Ortadoğu'da savaş tamtamları yükselirken, tam da İran'a yönelik yaptırımlar kamuoyuna açıklanırken, İran her yönden sıkıştırılarak muhtemel bir Ortadoğu savaşının hedef ülkesi halindiyken bu gelişmelerin olması da, olası senaryolara daha dikkatli bakmamızı mecbur kılıyor.

Çünkü bir ülkenin savaşa sürüklenirken,  devlet başkanından başlayarak tüm devlet yönetiminin güvenliğini sağlanması esastır ve  olmazsa olmazdır.

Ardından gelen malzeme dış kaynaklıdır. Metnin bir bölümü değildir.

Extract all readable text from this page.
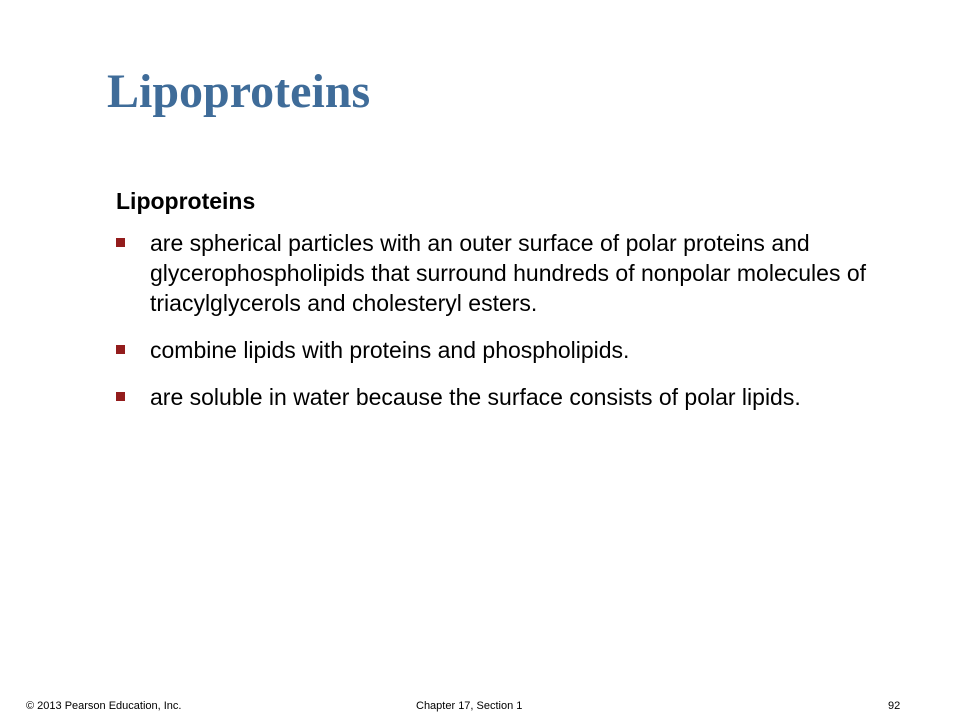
Lipoproteins
Lipoproteins
are spherical particles with an outer surface of polar proteins and glycerophospholipids that surround hundreds of nonpolar molecules of triacylglycerols and cholesteryl esters.
combine lipids with proteins and phospholipids.
are soluble in water because the surface consists of polar lipids.
© 2013 Pearson Education, Inc.	Chapter 17, Section 1	92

Bugün İran'da güvenlik sorunun en önemli olduğu aşamada ya da  tam savaşa sürüklendiği bir dönemde;  ülkede devlet başkanının olası ölümü, hastalığı ya da yerine gelecek kişinin kim olacağının konuşulması ilk kez rastlanan bir olay.

Savaş sürecinde İran'ın  toparlanıp devlet -halk bütünleşmesine gitmesi ve halk dayanışma düzeni kurması gerekirken;  Devlet Başkanını kaybetmesi ya da değişimi sinyali  vermesi, ülkenin geleceği açısından sadece olumsuz bir durum ortaya koyar.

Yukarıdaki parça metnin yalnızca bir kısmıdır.